Frauen mit Diabetes:

Koffein aus Kaffee kann Sterberisiko verringern

Der regelmäßige Konsum von koffeinhaltigem Kaffee ist bei Diabetikerinnen mit einem verringerten Sterberisiko verbunden. Hinweise auf diesen Zusammenhang fanden portugiesische Forscher in einer aktuellen Studie. Je mehr Kaffee die Probandinnen tranken, desto geringer war ihr Sterberisiko.

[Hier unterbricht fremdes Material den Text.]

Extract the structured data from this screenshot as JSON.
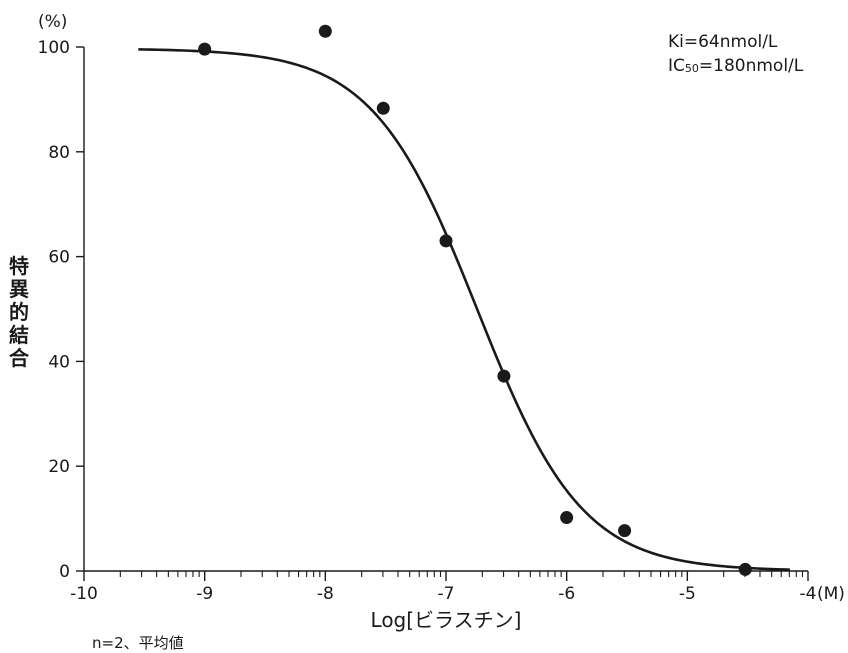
{
  "chart_data": {
    "type": "scatter",
    "title": "",
    "xlabel": "Log[ビラスチン]",
    "x_unit": "(M)",
    "ylabel": "特異的結合",
    "y_unit": "(%)",
    "xlim": [
      -10,
      -4
    ],
    "ylim": [
      0,
      100
    ],
    "x_ticks": [
      -10,
      -9,
      -8,
      -7,
      -6,
      -5,
      -4
    ],
    "x_tick_labels": [
      "-10",
      "-9",
      "-8",
      "-7",
      "-6",
      "-5",
      "-4"
    ],
    "y_ticks": [
      0,
      20,
      40,
      60,
      80,
      100
    ],
    "y_tick_labels": [
      "0",
      "20",
      "40",
      "60",
      "80",
      "100"
    ],
    "x_minor_ticks": "log",
    "grid": false,
    "series": [
      {
        "kind": "points",
        "x": [
          -9,
          -8,
          -7.52,
          -7,
          -6.52,
          -6,
          -5.52,
          -4.52
        ],
        "y": [
          99.6,
          103,
          88.3,
          63,
          37.2,
          10.2,
          7.7,
          0.3
        ]
      },
      {
        "kind": "fit_curve",
        "model": "sigmoid",
        "top": 99.7,
        "bottom": 0,
        "log_ic50": -6.74,
        "hill": 1.0,
        "x_range": [
          -9.55,
          -4.15
        ]
      }
    ],
    "annotations": {
      "ki": "Ki=64nmol/L",
      "ic50_prefix": "IC",
      "ic50_sub": "50",
      "ic50_suffix": "=180nmol/L"
    },
    "footnote": "n=2、平均値"
  }
}
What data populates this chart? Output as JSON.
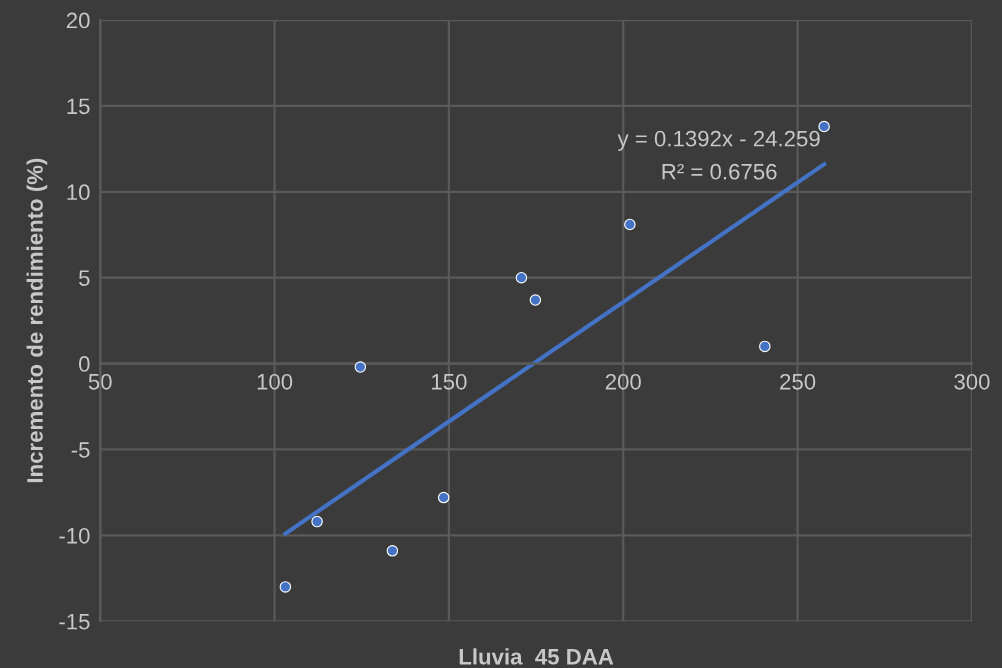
{
  "chart_data": {
    "type": "scatter",
    "xlabel": "Lluvia  45 DAA",
    "ylabel": "Incremento de rendimiento (%)",
    "series": [
      {
        "color": "#4472c4",
        "marker": "circle",
        "x": [
          103.1,
          112.2,
          124.6,
          133.8,
          148.5,
          170.8,
          174.8,
          201.9,
          240.6,
          257.6
        ],
        "values": [
          -13.0,
          -9.2,
          -0.2,
          -10.9,
          -7.8,
          5.0,
          3.7,
          8.1,
          1.0,
          13.8
        ]
      },
      {
        "type": "line",
        "marker": "none",
        "color": "#4472c4",
        "x": [
          103.1,
          257.6
        ],
        "values": [
          -9.9,
          11.6
        ]
      }
    ],
    "annotations": [
      "y = 0.1392x - 24.259",
      "R² = 0.6756"
    ],
    "xlim": [
      50,
      300
    ],
    "xticks": [
      50,
      100,
      150,
      200,
      250,
      300
    ],
    "ylim": [
      -15,
      20
    ],
    "yticks": [
      -15,
      -10,
      -5,
      0,
      5,
      10,
      15,
      20
    ],
    "grid": true
  }
}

Koffein aus verschiedenen Quellen
Für ihre Untersuchungen werteten die Experten die Daten von über 3.000 Männern und Frauen mit Diabetes aus. Ihr Ziel war es herauszufinden, ob und wie sich die Aufnahme von Koffein aus Kaffee, Tee und Softdrinks auf die Sterblichkeit der Probanden auswirkte. Der Beobachtungszeitraum erstreckte sich von 1999 bis 2010.
Die Daten für ihre Forschung bezogen die Wissenschaftler aus der Beobachtungsstudie „National Health and Nutrition Examination Survey“, kurz NHANES. Diese sammelt repräsentative Stichproben über den Gesundheitszustand und die Ernährung der US-amerikanischen Bevölkerung.

Das Ergebnis der portugiesischen Forscher:
Bei den weiblichen Teilnehmern zeigte sich ein umgekehrter Zusammenhang zwischen dem Koffein, das die Diabetikerinnen über Kaffee aufnahmen, und der Gesamtsterblichkeit. Je mehr Kaffee sie tranken, desto geringer war ihr Sterberisiko, verglichen mit Probandinnen, die keinen Kaffee tranken. Bei einem Konsum von weniger als 100 Milligramm Koffein täglich – das entspricht je nach Kaffeeart ungefähr einer Tasse Filterkaffee – verringerte sich das Risiko um 51 Prozent. Nahmen sie zwischen 100 und 200 Milligramm auf, sank das Risiko um 57 Prozent. Ab 200 Milligramm täglich war es um 66 Prozent reduziert.

Und die Männer?
Allerdings: Der Schutzeffekt des Koffeins zeigte sich in der Studie nur dann, wenn die wachmachende Substanz über den Kaffee aufgenommen wurde. Bei Koffein im Tee oder in Softdrinks zeigte sich in den Studiendaten keine Senkung des Gesamtsterberisikos. Ebenso konnten die Forscher den Schutzeffekt des Kaffees für die männlichen Probanden nicht bestätigen. Sie vermuten, dass dafür die unterschiedlichen hormonellen Mechanismen bei den beiden Geschlechtern verantwortlich sind.